Inizialmente accattivante, Posh si perde per strada e ostenta degli enormi buchi di sceneggiatura che derivano dal riadattamento realizzato da Laura Wade, colei che ha creato e messo in scena, l’opera teatrale.
Un gruppo di ragazzi viene ammesso a Oxford, l’università più prestigiosa del mondo. Qui è stato fondato il Riot Club, un club prestigioso che accoglie solamente dieci membri (necessariamente di ottima famiglia), destinati a divenire delle “fottute leggende”. I nuovi ammessi sono Miles e Alistair; il primo è un ragazzo accomodante e dalla mentalità aperta, che lo porta a fidanzarsi con Lauren, una ragazza che non ha la sua formazione aristocratica, mentre Alistair è un rabbioso giovane che vive all’ombra di suo fratello, vera leggenda del Riot Club.
Definizioni di posh: elegante, chic, di lusso, alla moda, snob. Peccato che il film diretto da Lone Sherfig non sia né chic, né elegante e né alla moda. Difatti Posh è una pellicola che mette in evidenza tantissime voragini strutturali e narrative. Ciò che accadeva sul palco (la cena) viene allungato, modellato e rimpolpato. Difatti il riadattamento nasce dall’esigenza di strutturare più dettagliatamente due personaggi (novizi, ma caratterialmente opposti), di dare loro un puntuale background e di seguirne atteggiamenti, adattamenti e reazioni all’interno del Riot Club. I due protagonisti (figli di papà, ma con attitudini diverse: Alistair è rabbioso, mentre Miles è gentile e tollerante) vengono iniziati, condotti all’interno dei salotti di potere, presentati a delle compagnie dalla viziata e arrogante rilevanza. È questo il campo d’interesse della regista danese, che mette in scena la gioventù aristocratica senza peli sulla lingua e con ardore inquisitorio. Tuttavia Posh si rivela una pellicola accattivante (ma effimera) nella prima parte, sufficientemente ben costruita, e ricorda diversi prodotti sulle confraternite statunitensi (con tutti i loro limiti demenziali) per poi esagerare, sbraitare, urlare e distruggere tutto durante una cena. Gli sproloqui di Alistair e il suo cinico e spietato atteggiamento nei confronti della vita sono contrappunti di una compagine di tronfi ragazzini, che si aspettano e pretendono di fare qualsiasi cosa e che inveiscono nei confronti della media borghesia, ovvero le “cavallette” approfittatrici sulle spalle dei potenti “giganti”.
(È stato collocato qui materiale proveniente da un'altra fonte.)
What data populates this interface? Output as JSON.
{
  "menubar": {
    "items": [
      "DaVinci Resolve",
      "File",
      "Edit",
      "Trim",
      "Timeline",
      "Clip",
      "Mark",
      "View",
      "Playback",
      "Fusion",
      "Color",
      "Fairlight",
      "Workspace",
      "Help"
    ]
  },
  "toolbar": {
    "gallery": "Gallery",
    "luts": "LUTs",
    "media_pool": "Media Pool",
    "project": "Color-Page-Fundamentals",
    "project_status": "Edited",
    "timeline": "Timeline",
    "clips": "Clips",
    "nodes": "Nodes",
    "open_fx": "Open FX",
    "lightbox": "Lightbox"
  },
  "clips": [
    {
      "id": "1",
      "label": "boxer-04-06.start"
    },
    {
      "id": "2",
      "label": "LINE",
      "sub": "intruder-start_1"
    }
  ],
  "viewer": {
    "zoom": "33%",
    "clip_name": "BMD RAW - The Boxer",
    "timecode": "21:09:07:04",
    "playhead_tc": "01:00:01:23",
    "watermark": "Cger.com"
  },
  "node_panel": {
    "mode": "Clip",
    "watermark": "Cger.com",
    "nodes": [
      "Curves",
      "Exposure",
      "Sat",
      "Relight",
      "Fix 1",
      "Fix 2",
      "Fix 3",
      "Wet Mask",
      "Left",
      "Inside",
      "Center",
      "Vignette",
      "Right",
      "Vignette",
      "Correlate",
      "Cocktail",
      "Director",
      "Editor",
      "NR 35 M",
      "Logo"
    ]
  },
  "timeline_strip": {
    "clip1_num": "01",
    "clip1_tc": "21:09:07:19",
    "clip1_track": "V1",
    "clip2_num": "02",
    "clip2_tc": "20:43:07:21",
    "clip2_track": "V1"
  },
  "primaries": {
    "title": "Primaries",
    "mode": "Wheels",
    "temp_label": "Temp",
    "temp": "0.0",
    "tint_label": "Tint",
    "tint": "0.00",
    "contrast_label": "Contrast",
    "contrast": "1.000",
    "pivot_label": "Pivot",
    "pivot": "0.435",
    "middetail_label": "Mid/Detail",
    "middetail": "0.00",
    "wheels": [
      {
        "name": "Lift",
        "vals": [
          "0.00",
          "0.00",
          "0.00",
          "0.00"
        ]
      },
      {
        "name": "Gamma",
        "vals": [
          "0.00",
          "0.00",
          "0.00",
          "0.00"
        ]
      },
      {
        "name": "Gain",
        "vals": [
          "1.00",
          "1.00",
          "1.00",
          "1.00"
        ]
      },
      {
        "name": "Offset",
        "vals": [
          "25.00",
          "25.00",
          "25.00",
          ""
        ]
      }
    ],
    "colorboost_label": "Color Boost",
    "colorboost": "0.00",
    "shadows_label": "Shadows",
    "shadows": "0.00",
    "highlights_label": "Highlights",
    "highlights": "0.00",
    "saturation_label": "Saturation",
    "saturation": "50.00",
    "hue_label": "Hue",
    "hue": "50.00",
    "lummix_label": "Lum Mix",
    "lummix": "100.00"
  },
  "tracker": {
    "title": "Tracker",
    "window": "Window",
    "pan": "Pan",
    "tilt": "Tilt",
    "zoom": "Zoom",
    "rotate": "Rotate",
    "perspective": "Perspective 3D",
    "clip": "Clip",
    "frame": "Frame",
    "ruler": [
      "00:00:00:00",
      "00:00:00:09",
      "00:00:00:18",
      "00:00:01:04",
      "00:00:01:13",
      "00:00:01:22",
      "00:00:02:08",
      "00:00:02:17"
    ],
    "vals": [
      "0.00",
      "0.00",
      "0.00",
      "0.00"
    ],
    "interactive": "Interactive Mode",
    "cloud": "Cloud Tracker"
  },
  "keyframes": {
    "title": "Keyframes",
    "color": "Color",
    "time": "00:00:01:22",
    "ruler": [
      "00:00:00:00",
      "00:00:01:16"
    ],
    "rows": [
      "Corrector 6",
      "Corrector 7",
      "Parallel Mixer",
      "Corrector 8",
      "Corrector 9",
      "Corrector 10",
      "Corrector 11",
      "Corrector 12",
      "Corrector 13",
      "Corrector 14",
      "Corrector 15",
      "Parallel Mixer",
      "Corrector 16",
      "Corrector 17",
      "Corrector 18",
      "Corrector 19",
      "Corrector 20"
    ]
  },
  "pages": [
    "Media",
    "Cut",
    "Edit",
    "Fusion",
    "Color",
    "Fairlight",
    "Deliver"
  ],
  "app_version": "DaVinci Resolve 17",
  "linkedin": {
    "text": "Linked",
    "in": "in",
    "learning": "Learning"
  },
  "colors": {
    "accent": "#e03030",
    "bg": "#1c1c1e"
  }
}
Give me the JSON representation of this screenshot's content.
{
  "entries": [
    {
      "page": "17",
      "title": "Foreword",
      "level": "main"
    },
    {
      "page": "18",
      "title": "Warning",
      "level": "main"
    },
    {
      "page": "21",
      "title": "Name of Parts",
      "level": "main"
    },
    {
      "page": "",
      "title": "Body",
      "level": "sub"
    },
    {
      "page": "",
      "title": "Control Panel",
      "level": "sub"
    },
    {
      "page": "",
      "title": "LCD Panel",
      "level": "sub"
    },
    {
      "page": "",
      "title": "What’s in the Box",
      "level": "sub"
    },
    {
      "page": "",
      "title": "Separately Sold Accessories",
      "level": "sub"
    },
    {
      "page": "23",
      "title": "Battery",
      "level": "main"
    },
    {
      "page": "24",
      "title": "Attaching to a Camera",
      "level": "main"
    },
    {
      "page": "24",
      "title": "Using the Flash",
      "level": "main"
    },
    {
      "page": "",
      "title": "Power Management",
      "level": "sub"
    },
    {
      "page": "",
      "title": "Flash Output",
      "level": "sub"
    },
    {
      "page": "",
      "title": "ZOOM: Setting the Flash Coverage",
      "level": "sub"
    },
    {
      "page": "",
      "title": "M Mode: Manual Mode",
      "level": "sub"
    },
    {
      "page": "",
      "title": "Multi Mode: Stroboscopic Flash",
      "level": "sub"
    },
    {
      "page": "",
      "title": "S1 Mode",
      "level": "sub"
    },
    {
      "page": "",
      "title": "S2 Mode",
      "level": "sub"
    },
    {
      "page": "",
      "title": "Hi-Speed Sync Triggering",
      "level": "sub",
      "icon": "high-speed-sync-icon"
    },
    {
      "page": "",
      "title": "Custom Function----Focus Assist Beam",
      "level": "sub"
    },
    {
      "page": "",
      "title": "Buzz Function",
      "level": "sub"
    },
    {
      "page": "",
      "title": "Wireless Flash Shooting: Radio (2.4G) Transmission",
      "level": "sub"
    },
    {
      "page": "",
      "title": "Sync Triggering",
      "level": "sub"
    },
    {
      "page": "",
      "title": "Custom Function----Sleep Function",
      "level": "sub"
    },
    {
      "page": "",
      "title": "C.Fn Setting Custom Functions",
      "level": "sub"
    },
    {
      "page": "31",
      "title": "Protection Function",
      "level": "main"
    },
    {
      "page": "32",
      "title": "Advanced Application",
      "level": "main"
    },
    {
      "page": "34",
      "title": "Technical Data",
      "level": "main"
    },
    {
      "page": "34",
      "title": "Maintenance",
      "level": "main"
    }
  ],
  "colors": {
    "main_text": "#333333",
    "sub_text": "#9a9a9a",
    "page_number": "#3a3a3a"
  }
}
Tuttavia si ha l’impressione che Posh non suggerisca nulla, non trovando la giusta direzione per esibire la spocchia dei figli di papà senza esasperare il tema. Il risultato è un film per tutti (che rasenta il teen movie), che sottolinea il problema, ma non ne trova una soluzione, che condanna il riottismo, che mette in fila una serie di personaggi accattivanti, ma profondamente detestabili. Una pellicola fine a se stessa su cui è calata la mannaia della censura, che ha imposto l’eliminazione delle sequenze più crude e violente. E ciò è stato sicuramente un atto che ha fatto perdere forza al film della Sherfig, che si rivela edulcorato e profondamente fasullo. Insistere sul tema originario, proprio come era successo a teatro, ed evitare lungaggini in presentazioni dei personaggi poteva essere una scelta coraggiosa e controcorrente. Difatti la scena della cena (che divora buona parte della pellicola) è incisiva, sicuramente eccessiva, ma funzionale. Ma il preambolo necessario per il cinema e che, di fatto, prende le distanze da un impianto prettamente teatrale, la riduce a mera invettiva e consegna allo spettatore un prodotto privo di finalità costruttive. Un vero peccato.